These tools will no longer be maintained as of December 31, 2024. Archived website can be found here. PubMed4Hh GitHub repository can be found here. Contact NLM Customer Service if you have questions.


PUBMED FOR HANDHELDS

Search MEDLINE/PubMed


  • Title: Nutrition profile of very low birth weight infants with extrauterine growth restriction in NICU.
    Author: Xiang Y, Tang Q, Wang Y, Cai W.
    Journal: Clin Nutr ESPEN; 2021 Apr; 42():252-257. PubMed ID: 33745588.
    Abstract:
    BACKGROUND & AIMS: Extrauterine growth restriction (EUGR) is associated with long-term complications such as neurodevelopmental dysplasia, increased mortality, and chronic metabolic disease. The incidence of EUGR in very low birth weight infants (VLBWIs) is generally high. This study's objectives were to (1) evaluate the nutritional support of VLBWIs with EUGR in our hospital NICU in the past 2 y and (2) provide guidance for improving clinical practice. METHODS: Preterm infants (birth weight < 1500 g) admitted to our hospital from February 2017 to July 2019 were enrolled in the study.
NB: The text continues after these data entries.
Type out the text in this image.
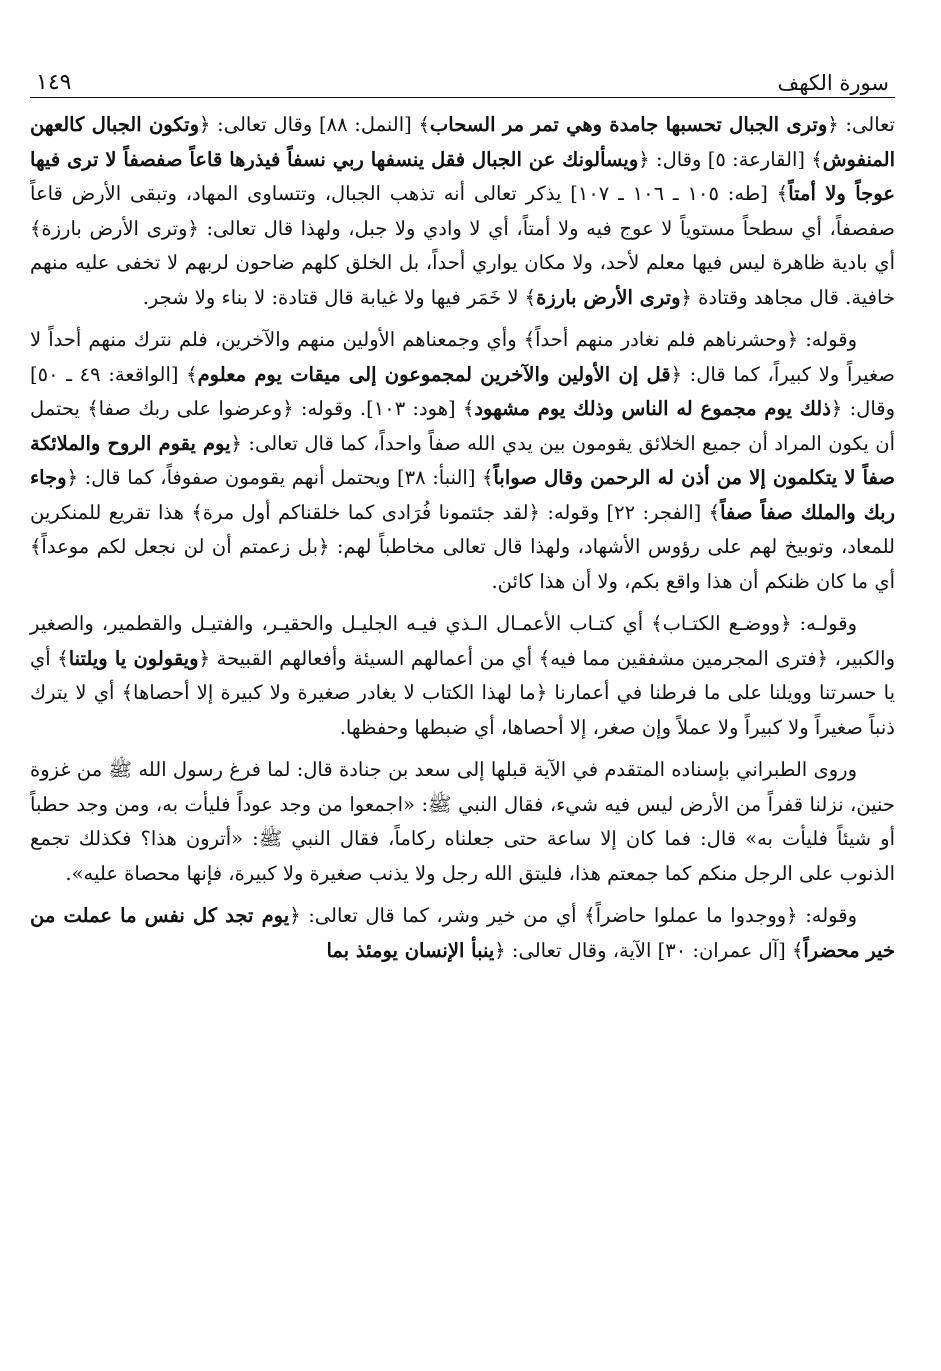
سورة الكهف
١٤٩

تعالى: ﴿وترى الجبال تحسبها جامدة وهي تمر مر السحاب﴾ [النمل: ٨٨] وقال تعالى: ﴿وتكون الجبال كالعهن المنفوش﴾ [القارعة: ٥] وقال: ﴿ويسألونك عن الجبال فقل ينسفها ربي نسفاً فيذرها قاعاً صفصفاً لا ترى فيها عوجاً ولا أمتاً﴾ [طه: ١٠٥ ـ ١٠٦ ـ ١٠٧] يذكر تعالى أنه تذهب الجبال، وتتساوى المهاد، وتبقى الأرض قاعاً صفصفاً، أي سطحاً مستوياً لا عوج فيه ولا أمتاً، أي لا وادي ولا جبل، ولهذا قال تعالى: ﴿وترى الأرض بارزة﴾ أي بادية ظاهرة ليس فيها معلم لأحد، ولا مكان يواري أحداً، بل الخلق كلهم ضاحون لربهم لا تخفى عليه منهم خافية. قال مجاهد وقتادة ﴿وترى الأرض بارزة﴾ لا خَمَر فيها ولا غيابة قال قتادة: لا بناء ولا شجر.

وقوله: ﴿وحشرناهم فلم نغادر منهم أحداً﴾ وأي وجمعناهم الأولين منهم والآخرين، فلم نترك منهم أحداً لا صغيراً ولا كبيراً، كما قال: ﴿قل إن الأولين والآخرين لمجموعون إلى ميقات يوم معلوم﴾ [الواقعة: ٤٩ ـ ٥٠] وقال: ﴿ذلك يوم مجموع له الناس وذلك يوم مشهود﴾ [هود: ١٠٣]. وقوله: ﴿وعرضوا على ربك صفا﴾ يحتمل أن يكون المراد أن جميع الخلائق يقومون بين يدي الله صفاً واحداً، كما قال تعالى: ﴿يوم يقوم الروح والملائكة صفاً لا يتكلمون إلا من أذن له الرحمن وقال صواباً﴾ [النبأ: ٣٨] ويحتمل أنهم يقومون صفوفاً، كما قال: ﴿وجاء ربك والملك صفاً صفاً﴾ [الفجر: ٢٢] وقوله: ﴿لقد جئتمونا فُرَادى كما خلقناكم أول مرة﴾ هذا تقريع للمنكرين للمعاد، وتوبيخ لهم على رؤوس الأشهاد، ولهذا قال تعالى مخاطباً لهم: ﴿بل زعمتم أن لن نجعل لكم موعداً﴾ أي ما كان ظنكم أن هذا واقع بكم، ولا أن هذا كائن.

وقولـه: ﴿ووضـع الكتـاب﴾ أي كتـاب الأعمـال الـذي فيـه الجليـل والحقيـر، والفتيـل والقطمير، والصغير والكبير، ﴿فترى المجرمين مشفقين مما فيه﴾ أي من أعمالهم السيئة وأفعالهم القبيحة ﴿ويقولون يا ويلتنا﴾ أي يا حسرتنا وويلنا على ما فرطنا في أعمارنا ﴿ما لهذا الكتاب لا يغادر صغيرة ولا كبيرة إلا أحصاها﴾ أي لا يترك ذنباً صغيراً ولا كبيراً ولا عملاً وإن صغر، إلا أحصاها، أي ضبطها وحفظها.

وروى الطبراني بإسناده المتقدم في الآية قبلها إلى سعد بن جنادة قال: لما فرغ رسول الله ﷺ من غزوة حنين، نزلنا قفراً من الأرض ليس فيه شيء، فقال النبي ﷺ: «اجمعوا من وجد عوداً فليأت به، ومن وجد حطباً أو شيئاً فليأت به» قال: فما كان إلا ساعة حتى جعلناه ركاماً، فقال النبي ﷺ: «أترون هذا؟ فكذلك تجمع الذنوب على الرجل منكم كما جمعتم هذا، فليتق الله رجل ولا يذنب صغيرة ولا كبيرة، فإنها محصاة عليه».

وقوله: ﴿ووجدوا ما عملوا حاضراً﴾ أي من خير وشر، كما قال تعالى: ﴿يوم تجد كل نفس ما عملت من خير محضراً﴾ [آل عمران: ٣٠] الآية، وقال تعالى: ﴿ينبأ الإنسان يومئذ بما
Nutrient intakes were recorded daily, and growth parameters were regularly measured. Based on whether the infants reached the 10th percentile of the 2013 Fenton growth curve at discharge, the infants were divided into a EUGR group (n = 134) and a non-EUGR group (n = 34) and their nutrition support were compared with current ESPGHAN guidelines. RESULTS: A total of 138 VLBWIs were enrolled in the study. Growth restriction was 18.1% at birth and 75.4% at discharge for weight. Enteral nutrition (EN) was initiated late compared with the guidelines. The cumulative EN interruption time was long, especially in the EUGR group. Insufficient energy and amino acid intakes were prevalent, and cumulative energy and amino acid deficits failed to be compensated at discharge. Lower Z-score at birth (OR = 0.055, 95% CI = 0.018-0.172, p < 0.001) and long cumulative interruption time (OR = 1.058, 95% CI = 1.001-1.119, p = 0.046) were risk factors for EUGR incidence. CONCLUSION: In general, the nutritional support for VLBWIs was inadequate, conservative enteral feeding was the main reason.